November 2nd, 2008 at 12:30 pm · Allan Showalter, MD · Enhancements · 1 Comment

Do The Same Findings Hold For Patient Compliance?

Readers may recall that I recently promoted Expanding The Patient Compliance Knowledgebase by considering data from fields beyond healthcare that are potentially pertinent to treatment adherence.

With that in mind, read the following excerpts from Texts You Can Believe In1 By Farhad Manjoo, published at Slate.com Oct. 27, 2008, mentally changing the context from political campaigns to patient compliance (don’t worry - it’s not difficult):

… you might think that automated phone calls will make a difference in the presidential race. They won’t. Robo-calls are the pyrotechnics of politics: They create a big disturbance, but they don’t have a prolonged effect. Numerous studies of robo-call campaigns show that they’re ineffective both as tools of mobilization and persuasion—they don’t convince voters to go to the polls (or to stay away), and they don’t change people’s minds about which way to vote. So why do campaigns run robo-calls? Because they’re cheap and easy. Telemarketing firms charge politicians between 2 and 5 cents per completed robo-call; that’s as low as $20,000 to reach 1 million voters right in their homes.

Compared with TV advertising, door-to-door canvassing, and mega-rallies, automated phone calls are seductive because they harness modern telecommunications technology in the service of political persuasion. …

On the surface, these texts don’t seem that different from robo-calls—they’re both automated messages and both easy to ignore. But for reasons that aren’t completely understood, text messaging is different: We pay attention to short messages that pop up on our phones.

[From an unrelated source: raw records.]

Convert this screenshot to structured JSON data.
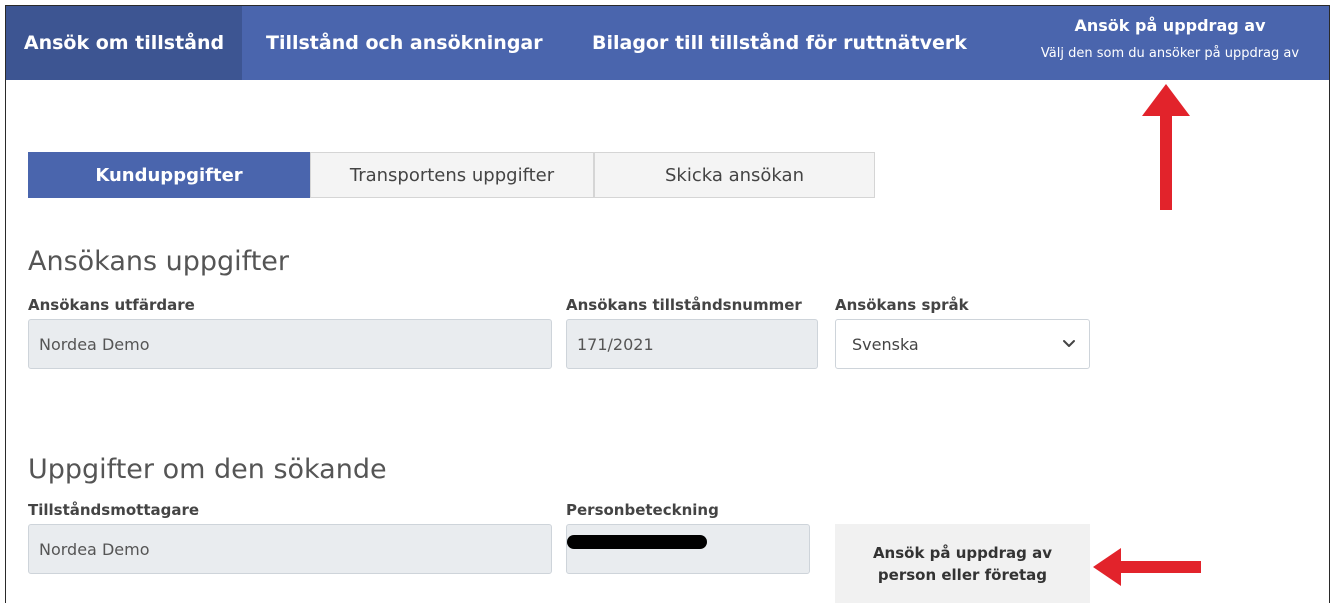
{
  "topnav": {
    "items": [
      {
        "label": "Ansök om tillstånd",
        "active": true
      },
      {
        "label": "Tillstånd och ansökningar",
        "active": false
      },
      {
        "label": "Bilagor till tillstånd för ruttnätverk",
        "active": false
      }
    ],
    "on_behalf": {
      "title": "Ansök på uppdrag av",
      "subtitle": "Välj den som du ansöker på uppdrag av"
    }
  },
  "tabs": [
    {
      "label": "Kunduppgifter",
      "active": true
    },
    {
      "label": "Transportens uppgifter",
      "active": false
    },
    {
      "label": "Skicka ansökan",
      "active": false
    }
  ],
  "application": {
    "title": "Ansökans uppgifter",
    "issuer_label": "Ansökans utfärdare",
    "issuer_value": "Nordea Demo",
    "permit_number_label": "Ansökans tillståndsnummer",
    "permit_number_value": "171/2021",
    "language_label": "Ansökans språk",
    "language_value": "Svenska"
  },
  "applicant": {
    "title": "Uppgifter om den sökande",
    "recipient_label": "Tillståndsmottagare",
    "recipient_value": "Nordea Demo",
    "id_label": "Personbeteckning",
    "id_value_redacted": true,
    "behalf_button_line1": "Ansök på uppdrag av",
    "behalf_button_line2": "person eller företag"
  },
  "colors": {
    "nav_bg": "#4a65ad",
    "nav_active_bg": "#3d5592",
    "annotation_arrow": "#e2232b"
  },
  "annotations": [
    {
      "type": "arrow",
      "direction": "up",
      "points_to": "Ansök på uppdrag av (top navigation)"
    },
    {
      "type": "arrow",
      "direction": "left",
      "points_to": "Ansök på uppdrag av person eller företag"
    }
  ]
}
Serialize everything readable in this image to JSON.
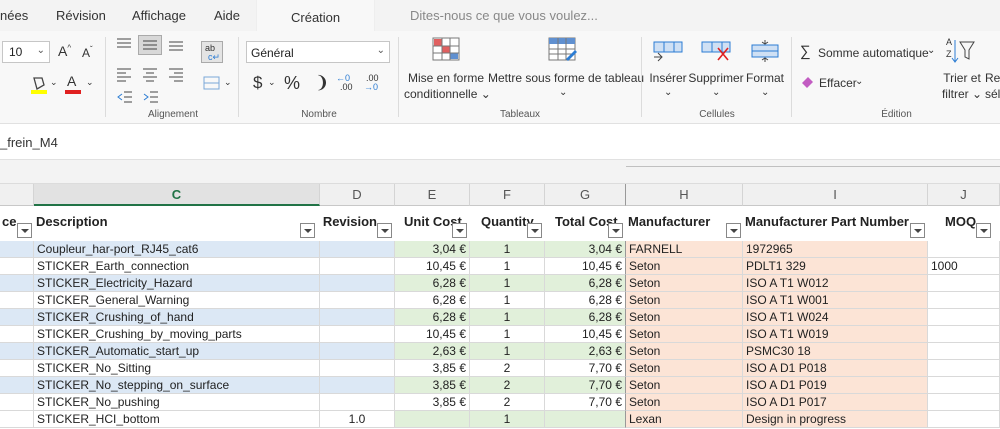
{
  "ribbon_tabs": [
    "nées",
    "Révision",
    "Affichage",
    "Aide",
    "Création"
  ],
  "tell_me": "Dites-nous ce que vous voulez...",
  "font": {
    "size": "10"
  },
  "number": {
    "format": "Général",
    "currency_symbol": "$",
    "percent_symbol": "%",
    "comma_symbol": "❩"
  },
  "groups": {
    "alignment": "Alignement",
    "number": "Nombre",
    "tables": "Tableaux",
    "cells": "Cellules",
    "editing": "Édition"
  },
  "buttons": {
    "conditional_1": "Mise en forme",
    "conditional_2": "conditionnelle ⌄",
    "format_table": "Mettre sous forme de tableau",
    "insert": "Insérer",
    "delete": "Supprimer",
    "format": "Format",
    "autosum": "Somme automatique",
    "clear": "Effacer",
    "sort_1": "Trier et",
    "sort_2": "filtrer ⌄",
    "find_1": "Re",
    "find_2": "sél"
  },
  "name_box": "_frein_M4",
  "columns": [
    "C",
    "D",
    "E",
    "F",
    "G",
    "H",
    "I",
    "J"
  ],
  "headers": {
    "b": "ce",
    "c": "Description",
    "d": "Revision",
    "e": "Unit Cost",
    "f": "Quantity",
    "g": "Total Cost",
    "h": "Manufacturer",
    "i": "Manufacturer Part Number",
    "j": "MOQ"
  },
  "rows": [
    {
      "desc": "Coupleur_har-port_RJ45_cat6",
      "rev": "",
      "unit": "3,04 €",
      "qty": "1",
      "total": "3,04 €",
      "mfr": "FARNELL",
      "part": "1972965",
      "moq": ""
    },
    {
      "desc": "STICKER_Earth_connection",
      "rev": "",
      "unit": "10,45 €",
      "qty": "1",
      "total": "10,45 €",
      "mfr": "Seton",
      "part": "PDLT1 329",
      "moq": "1000"
    },
    {
      "desc": "STICKER_Electricity_Hazard",
      "rev": "",
      "unit": "6,28 €",
      "qty": "1",
      "total": "6,28 €",
      "mfr": "Seton",
      "part": "ISO A T1 W012",
      "moq": ""
    },
    {
      "desc": "STICKER_General_Warning",
      "rev": "",
      "unit": "6,28 €",
      "qty": "1",
      "total": "6,28 €",
      "mfr": "Seton",
      "part": "ISO A T1 W001",
      "moq": ""
    },
    {
      "desc": "STICKER_Crushing_of_hand",
      "rev": "",
      "unit": "6,28 €",
      "qty": "1",
      "total": "6,28 €",
      "mfr": "Seton",
      "part": "ISO A T1 W024",
      "moq": ""
    },
    {
      "desc": "STICKER_Crushing_by_moving_parts",
      "rev": "",
      "unit": "10,45 €",
      "qty": "1",
      "total": "10,45 €",
      "mfr": "Seton",
      "part": "ISO A T1 W019",
      "moq": ""
    },
    {
      "desc": "STICKER_Automatic_start_up",
      "rev": "",
      "unit": "2,63 €",
      "qty": "1",
      "total": "2,63 €",
      "mfr": "Seton",
      "part": "PSMC30 18",
      "moq": ""
    },
    {
      "desc": "STICKER_No_Sitting",
      "rev": "",
      "unit": "3,85 €",
      "qty": "2",
      "total": "7,70 €",
      "mfr": "Seton",
      "part": "ISO A D1 P018",
      "moq": ""
    },
    {
      "desc": "STICKER_No_stepping_on_surface",
      "rev": "",
      "unit": "3,85 €",
      "qty": "2",
      "total": "7,70 €",
      "mfr": "Seton",
      "part": "ISO A D1 P019",
      "moq": ""
    },
    {
      "desc": "STICKER_No_pushing",
      "rev": "",
      "unit": "3,85 €",
      "qty": "2",
      "total": "7,70 €",
      "mfr": "Seton",
      "part": "ISO A D1 P017",
      "moq": ""
    },
    {
      "desc": "STICKER_HCI_bottom",
      "rev": "1.0",
      "unit": "",
      "qty": "1",
      "total": "",
      "mfr": "Lexan",
      "part": "Design in progress",
      "moq": ""
    }
  ]
}
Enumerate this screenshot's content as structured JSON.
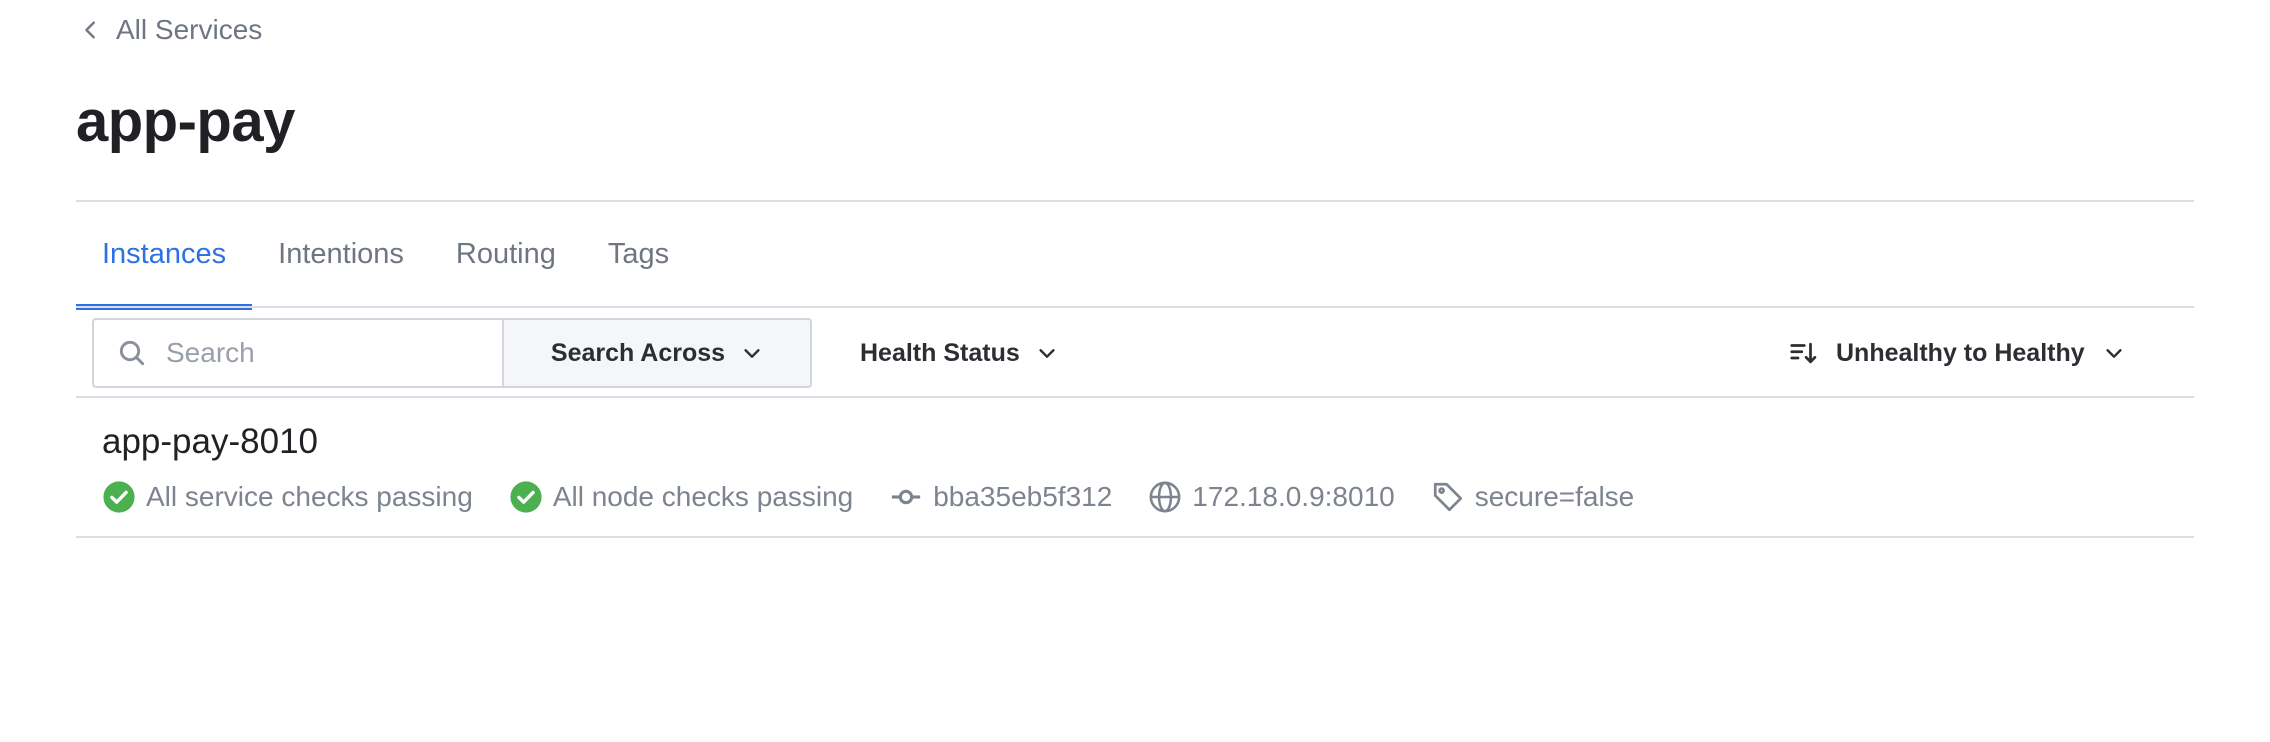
{
  "breadcrumb": {
    "label": "All Services"
  },
  "page": {
    "title": "app-pay"
  },
  "tabs": [
    {
      "label": "Instances",
      "active": true
    },
    {
      "label": "Intentions",
      "active": false
    },
    {
      "label": "Routing",
      "active": false
    },
    {
      "label": "Tags",
      "active": false
    }
  ],
  "toolbar": {
    "search_placeholder": "Search",
    "search_value": "",
    "search_across_label": "Search Across",
    "health_status_label": "Health Status",
    "sort_label": "Unhealthy to Healthy"
  },
  "instances": [
    {
      "name": "app-pay-8010",
      "service_checks": "All service checks passing",
      "node_checks": "All node checks passing",
      "node": "bba35eb5f312",
      "address": "172.18.0.9:8010",
      "tag": "secure=false"
    }
  ],
  "colors": {
    "accent": "#2e71e5",
    "success": "#4caf50",
    "muted_text": "#7d848f",
    "border": "#dcdee3"
  },
  "icons": {
    "back": "chevron-left-icon",
    "search": "search-icon",
    "dropdown": "chevron-down-icon",
    "sort": "sort-icon",
    "passing": "check-circle-icon",
    "node": "git-commit-icon",
    "address": "globe-icon",
    "tag": "tag-icon"
  }
}
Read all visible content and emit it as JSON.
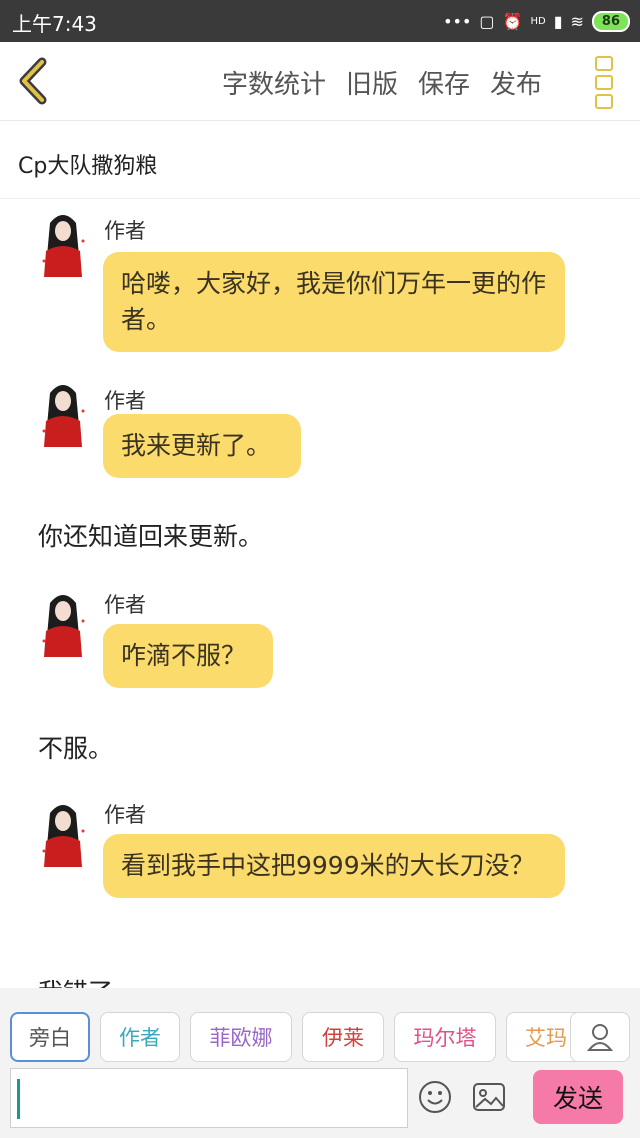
{
  "status_bar": {
    "time": "上午7:43",
    "signal_label": "HD",
    "battery": "86"
  },
  "top_bar": {
    "actions": [
      "字数统计",
      "旧版",
      "保存",
      "发布"
    ]
  },
  "story": {
    "title": "Cp大队撒狗粮"
  },
  "messages": [
    {
      "type": "character",
      "sender": "作者",
      "text": "哈喽，大家好，我是你们万年一更的作者。"
    },
    {
      "type": "character",
      "sender": "作者",
      "text": "我来更新了。"
    },
    {
      "type": "narration",
      "text": "你还知道回来更新。"
    },
    {
      "type": "character",
      "sender": "作者",
      "text": "咋滴不服？"
    },
    {
      "type": "narration",
      "text": "不服。"
    },
    {
      "type": "character",
      "sender": "作者",
      "text": "看到我手中这把9999米的大长刀没？"
    },
    {
      "type": "narration",
      "text": "我错了"
    }
  ],
  "characters": [
    {
      "name": "旁白",
      "color": "#555555",
      "selected": true
    },
    {
      "name": "作者",
      "color": "#39a9c0",
      "selected": false
    },
    {
      "name": "菲欧娜",
      "color": "#9a67c8",
      "selected": false
    },
    {
      "name": "伊莱",
      "color": "#d0413c",
      "selected": false
    },
    {
      "name": "玛尔塔",
      "color": "#e2508a",
      "selected": false
    },
    {
      "name": "艾玛",
      "color": "#e69a4a",
      "selected": false
    }
  ],
  "input": {
    "value": "",
    "placeholder": ""
  },
  "send_button": {
    "label": "发送"
  },
  "colors": {
    "bubble": "#fbdb6c",
    "send": "#f67aa8",
    "accent": "#e2c147"
  }
}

These conclusions arise out of work by Donald Green and Alan Gerber, two political scientists at Yale whose book, Get Out the Vote: How To Increase Voter Turnout, is considered the bible of voter mobilization efforts. Green and Gerber are the product of a wave of empiricism that has washed over political science during the past decade. Rather than merely theorizing about how campaigns might get people to vote, Green, Gerber, and their colleagues favor randomized field experiments to test how different techniques work during real elections. Their method has much in common with double-blind pharmaceutical studies: With the cooperation of political campaigns (often at the state and local level), researchers randomly divide voters into two categories, a treatment group and a control group. They subject the treatment group to a given tactic—robo-calls, e-mail, direct mail, door-to-door canvassing, etc. Then they use statistical analysis to determine whether voters in the treatment group behaved differently from voters in the control group.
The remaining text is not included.